Where to Find CPT Codes
CPT codes are used in various documents, including medical bills, discharge paperwork and explanation of benefits (EOB). Because there are numerous CPT codes, understanding where and how these codes will be used is essential. Some of the most common places you may notice CPT codes include:
- Medical bills: When a patient receives a bill from their medical provider before or after it is sent to the payer, a list of services will be provided. For each service a physician offers, there will be a five-digit code next to it, which is its CPT code. The CPT code helps identify what procedure or treatment was offered.
- Discharge paperwork: Following a medical appointment or a stay at a hospital or other healthcare facility, patients will receive paperwork summarizing the services provided to the patient during their stay. The five-character codes in discharge paperwork are often the related CPT codes. It is important to note that there may be other codes, including international classification of diseases (ICD) codes. ICD codes may feature letters or numbers and typically have a decimal point.
- Explanation of benefits: A payer will send a patient an explanation of benefits, detailing the cost of each service and procedure and how much was paid on the patient's behalf. Each service explaining benefits will be paired with a CPT code.

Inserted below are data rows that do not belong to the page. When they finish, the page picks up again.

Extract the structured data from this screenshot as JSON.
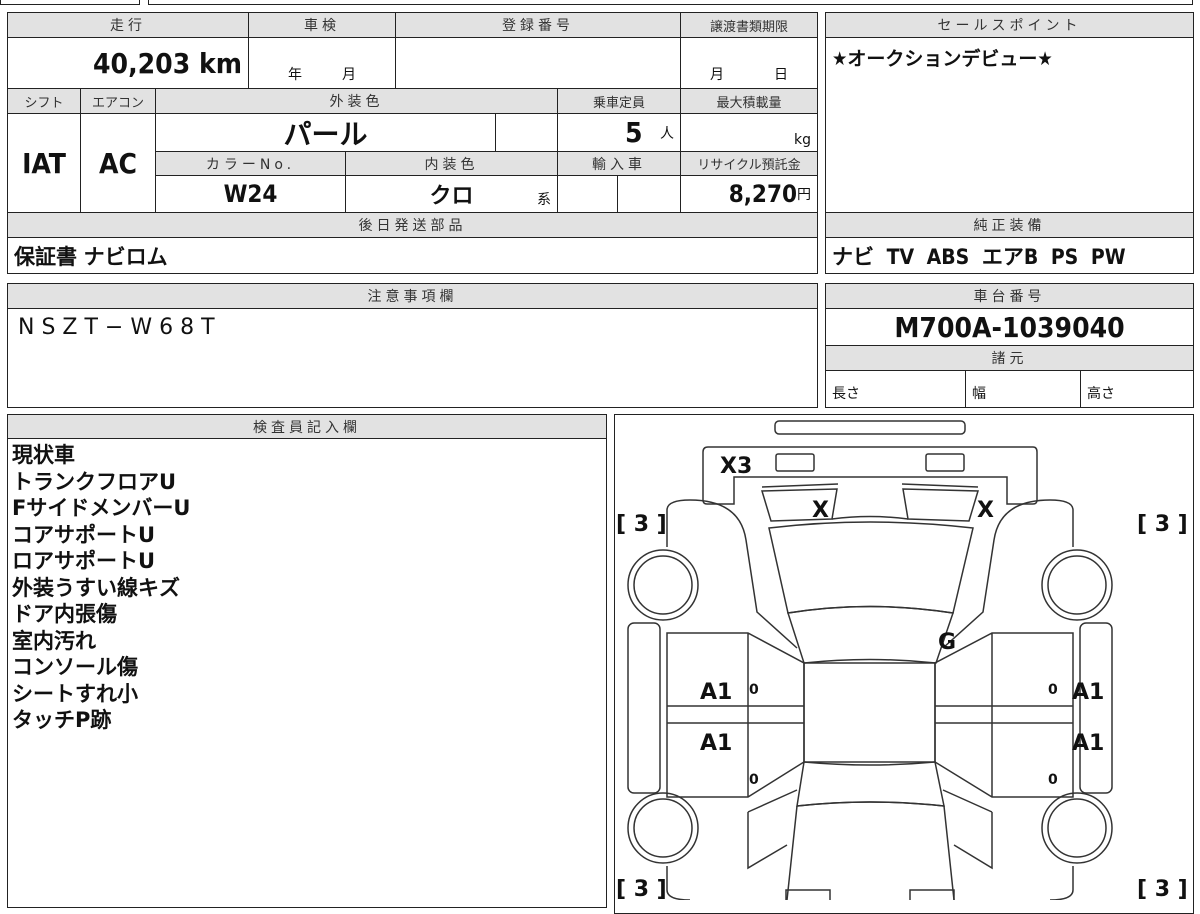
{
  "mileage": {
    "label": "走行",
    "value": "40,203",
    "unit": "km"
  },
  "shaken": {
    "label": "車検",
    "year": "年",
    "month": "月"
  },
  "registration": {
    "label": "登録番号"
  },
  "transfer_deadline": {
    "label": "譲渡書類期限",
    "month": "月",
    "day": "日"
  },
  "shift": {
    "label": "シフト",
    "value": "IAT"
  },
  "aircon": {
    "label": "エアコン",
    "value": "AC"
  },
  "exterior_color": {
    "label": "外装色",
    "value": "パール"
  },
  "capacity": {
    "label": "乗車定員",
    "value": "5",
    "unit": "人"
  },
  "max_load": {
    "label": "最大積載量",
    "unit": "kg"
  },
  "color_no": {
    "label": "カラーNo.",
    "value": "W24"
  },
  "interior_color": {
    "label": "内装色",
    "value": "クロ",
    "suffix": "系"
  },
  "import": {
    "label": "輸入車"
  },
  "recycle": {
    "label": "リサイクル預託金",
    "value": "8,270",
    "unit": "円"
  },
  "later_parts": {
    "label": "後日発送部品",
    "value": "保証書 ナビロム"
  },
  "sales_point": {
    "label": "セールスポイント",
    "value": "★オークションデビュー★"
  },
  "equipment": {
    "label": "純正装備",
    "value": "ナビ TV ABS エアB PS PW"
  },
  "caution": {
    "label": "注意事項欄",
    "value": "NSZT−W68T"
  },
  "chassis": {
    "label": "車台番号",
    "value": "M700A-1039040"
  },
  "specs": {
    "label": "諸元",
    "length": "長さ",
    "width": "幅",
    "height": "高さ"
  },
  "inspector": {
    "label": "検査員記入欄",
    "lines": [
      "現状車",
      "トランクフロアU",
      "FサイドメンバーU",
      "コアサポートU",
      "ロアサポートU",
      "外装うすい線キズ",
      "ドア内張傷",
      "室内汚れ",
      "コンソール傷",
      "シートすれ小",
      "タッチP跡"
    ]
  },
  "diagram": {
    "marks": {
      "front_bumper": "X3",
      "headlight_left": "X",
      "headlight_right": "X",
      "roof": "G",
      "door_fl": "A1",
      "door_rl": "A1",
      "door_fr": "A1",
      "door_rr": "A1",
      "tire_fl": "[ 3 ]",
      "tire_fr": "[ 3 ]",
      "tire_rl": "[ 3 ]",
      "tire_rr": "[ 3 ]",
      "small": "0"
    }
  }
}
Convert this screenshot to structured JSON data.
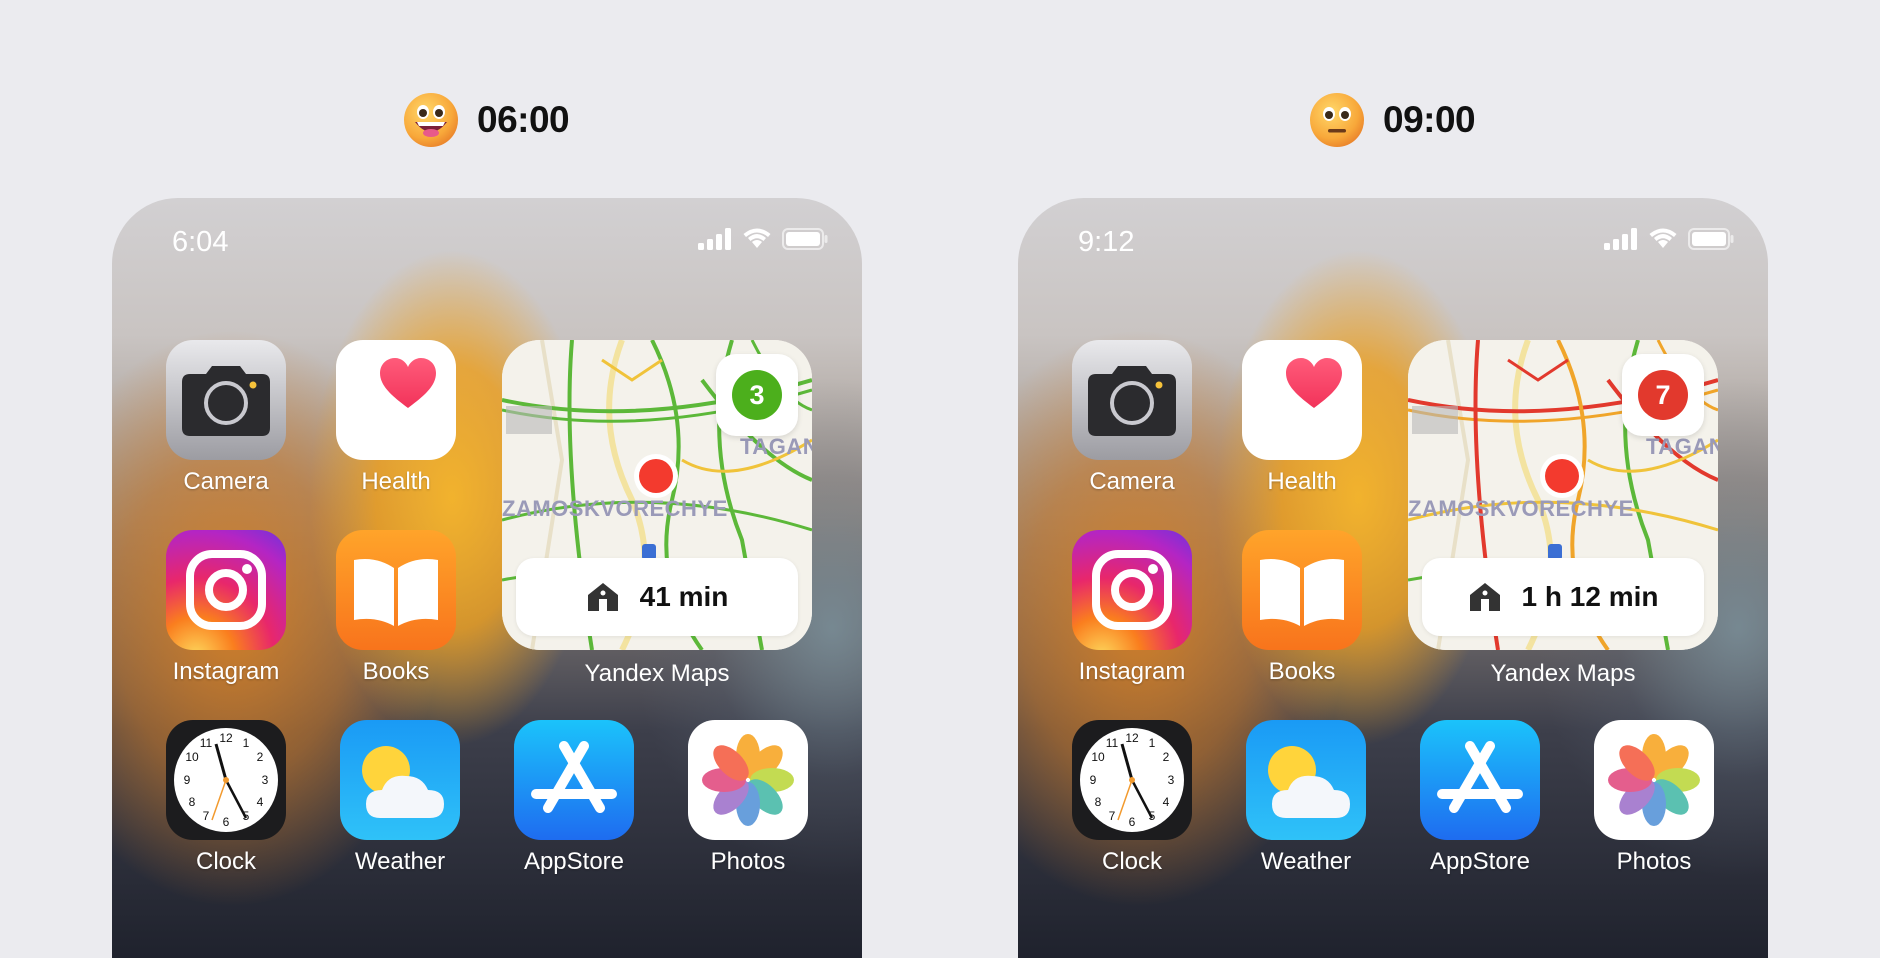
{
  "panels": [
    {
      "time_label": "06:00",
      "emoji": "grinning-face-emoji",
      "status_time": "6:04",
      "traffic_score": "3",
      "traffic_color": "#4caf1c",
      "route_time": "41 min",
      "apps_row1": [
        {
          "label": "Camera",
          "icon": "camera-icon"
        },
        {
          "label": "Health",
          "icon": "heart-icon"
        }
      ],
      "apps_row2": [
        {
          "label": "Instagram",
          "icon": "instagram-icon"
        },
        {
          "label": "Books",
          "icon": "book-icon"
        }
      ],
      "apps_row3": [
        {
          "label": "Clock",
          "icon": "clock-icon"
        },
        {
          "label": "Weather",
          "icon": "weather-icon"
        },
        {
          "label": "AppStore",
          "icon": "appstore-icon"
        },
        {
          "label": "Photos",
          "icon": "photos-icon"
        }
      ],
      "widget_label": "Yandex Maps",
      "map_labels": [
        "ZAMOSKVORECHYE",
        "TAGAN"
      ]
    },
    {
      "time_label": "09:00",
      "emoji": "neutral-face-emoji",
      "status_time": "9:12",
      "traffic_score": "7",
      "traffic_color": "#e2392d",
      "route_time": "1 h 12 min",
      "apps_row1": [
        {
          "label": "Camera",
          "icon": "camera-icon"
        },
        {
          "label": "Health",
          "icon": "heart-icon"
        }
      ],
      "apps_row2": [
        {
          "label": "Instagram",
          "icon": "instagram-icon"
        },
        {
          "label": "Books",
          "icon": "book-icon"
        }
      ],
      "apps_row3": [
        {
          "label": "Clock",
          "icon": "clock-icon"
        },
        {
          "label": "Weather",
          "icon": "weather-icon"
        },
        {
          "label": "AppStore",
          "icon": "appstore-icon"
        },
        {
          "label": "Photos",
          "icon": "photos-icon"
        }
      ],
      "widget_label": "Yandex Maps",
      "map_labels": [
        "ZAMOSKVORECHYE",
        "TAGAN"
      ]
    }
  ]
}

How Many CPT Codes Are There?
As medical treatments and procedures continue to advance, the number of CPT codes has grown steadily. There are over 10,000 CPT codes, one of the most widely accepted and regularly used types of code for medical terminology and nomenclature. CPT codes help report various medical services and procedures to health insurers.
The original CPT codebook was 175 pages and featured approximately 3,500 codes at its inception. The original code set was created because there was a demand for computers in statistical analysis and claims administration. Hundreds of revisions or adjustments are made to the CPT codebook every year.